Au Maroc, les valeurs morales dominent le choix du conjoint dans le mariage
L’importance des valeurs morales dans le choix du conjoint au Maroc
Une récente enquête révèle que les valeurs morales priment sur les critères financiers dans le choix d’un partenaire au Maroc. Bien que les difficultés économiques freinent les mariages, la responsabilité et les valeurs morales sont en tête des priorités des femmes.
Les priorités des femmes marocaines
Selon l’Enquête nationale famille 2025 du Haut-Commissariat au Plan (HCP), les femmes non célibataires au Maroc privilégient des critères moraux dans le choix de leur conjoint.

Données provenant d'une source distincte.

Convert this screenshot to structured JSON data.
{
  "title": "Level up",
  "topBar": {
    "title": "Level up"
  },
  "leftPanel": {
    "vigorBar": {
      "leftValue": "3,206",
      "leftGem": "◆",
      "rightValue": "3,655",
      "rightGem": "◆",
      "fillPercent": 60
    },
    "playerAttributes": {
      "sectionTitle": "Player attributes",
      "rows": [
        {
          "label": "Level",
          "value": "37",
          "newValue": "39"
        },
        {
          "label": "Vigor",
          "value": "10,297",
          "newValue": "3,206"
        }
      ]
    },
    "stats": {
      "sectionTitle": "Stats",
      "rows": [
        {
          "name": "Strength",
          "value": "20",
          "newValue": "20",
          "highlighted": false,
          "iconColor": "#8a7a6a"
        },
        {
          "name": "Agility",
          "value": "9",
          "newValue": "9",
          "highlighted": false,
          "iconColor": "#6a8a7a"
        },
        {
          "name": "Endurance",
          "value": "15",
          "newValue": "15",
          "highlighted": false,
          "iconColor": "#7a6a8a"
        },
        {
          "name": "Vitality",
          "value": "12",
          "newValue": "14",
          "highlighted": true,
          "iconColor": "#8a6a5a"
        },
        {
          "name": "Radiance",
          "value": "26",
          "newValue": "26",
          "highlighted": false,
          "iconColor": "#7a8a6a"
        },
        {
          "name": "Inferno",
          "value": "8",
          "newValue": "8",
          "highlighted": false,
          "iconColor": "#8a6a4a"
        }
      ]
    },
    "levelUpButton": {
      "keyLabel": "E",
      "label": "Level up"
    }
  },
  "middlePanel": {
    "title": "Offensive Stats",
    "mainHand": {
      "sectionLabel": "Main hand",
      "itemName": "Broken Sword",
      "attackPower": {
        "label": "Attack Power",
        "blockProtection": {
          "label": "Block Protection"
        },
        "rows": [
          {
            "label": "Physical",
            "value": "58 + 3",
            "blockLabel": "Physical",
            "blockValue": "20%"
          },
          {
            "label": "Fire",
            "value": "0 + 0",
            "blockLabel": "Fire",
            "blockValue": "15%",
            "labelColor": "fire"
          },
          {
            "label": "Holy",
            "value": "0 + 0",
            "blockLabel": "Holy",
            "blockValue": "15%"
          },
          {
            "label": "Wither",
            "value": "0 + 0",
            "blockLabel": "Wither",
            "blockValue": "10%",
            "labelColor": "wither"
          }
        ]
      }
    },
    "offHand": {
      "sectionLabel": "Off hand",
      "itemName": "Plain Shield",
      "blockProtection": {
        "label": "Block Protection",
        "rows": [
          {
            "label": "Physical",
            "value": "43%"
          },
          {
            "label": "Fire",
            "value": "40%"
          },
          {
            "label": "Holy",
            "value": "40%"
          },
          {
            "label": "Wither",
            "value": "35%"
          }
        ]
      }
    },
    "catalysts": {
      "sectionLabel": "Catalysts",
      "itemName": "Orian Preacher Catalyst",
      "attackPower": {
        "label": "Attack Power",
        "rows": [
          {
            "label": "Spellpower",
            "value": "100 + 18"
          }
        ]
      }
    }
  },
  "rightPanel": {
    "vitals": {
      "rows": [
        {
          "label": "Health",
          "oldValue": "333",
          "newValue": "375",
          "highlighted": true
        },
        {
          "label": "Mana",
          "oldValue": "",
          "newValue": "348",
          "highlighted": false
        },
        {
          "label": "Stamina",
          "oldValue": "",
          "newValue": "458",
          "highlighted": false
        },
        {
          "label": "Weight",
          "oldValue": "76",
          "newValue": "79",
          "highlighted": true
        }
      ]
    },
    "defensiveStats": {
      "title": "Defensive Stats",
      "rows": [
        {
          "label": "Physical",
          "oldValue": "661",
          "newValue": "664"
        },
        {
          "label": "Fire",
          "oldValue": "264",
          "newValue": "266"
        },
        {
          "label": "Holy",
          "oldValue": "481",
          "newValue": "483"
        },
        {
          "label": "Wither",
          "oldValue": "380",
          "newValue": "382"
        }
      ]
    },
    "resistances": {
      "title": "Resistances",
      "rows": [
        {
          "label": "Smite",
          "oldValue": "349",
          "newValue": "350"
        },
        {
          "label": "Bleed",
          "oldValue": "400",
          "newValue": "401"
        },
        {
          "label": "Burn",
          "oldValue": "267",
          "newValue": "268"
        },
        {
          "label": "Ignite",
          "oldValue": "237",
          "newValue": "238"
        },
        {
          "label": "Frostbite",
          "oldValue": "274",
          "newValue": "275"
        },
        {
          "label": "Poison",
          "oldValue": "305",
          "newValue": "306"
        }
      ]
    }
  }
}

Avec 55,4% des réponses, la responsabilité et les valeurs morales surpassent largement les autres critères, contestant l’idée d’un mariage dominé par les considérations financières.
Des critères variés
En comparaison, les aspects psycho-affectifs tels que l’amour, la compréhension et le respect mutuel représentent 15,3% des réponses. La religiosité est citée par 10,6% des femmes, tandis que seulement 8,3% évoquent des critères liés au statut socio-économique, comme les revenus ou la stabilité professionnelle. Cette hiérarchie indique une préférence pour des partenaires fiables et capables d’assumer la vie de famille.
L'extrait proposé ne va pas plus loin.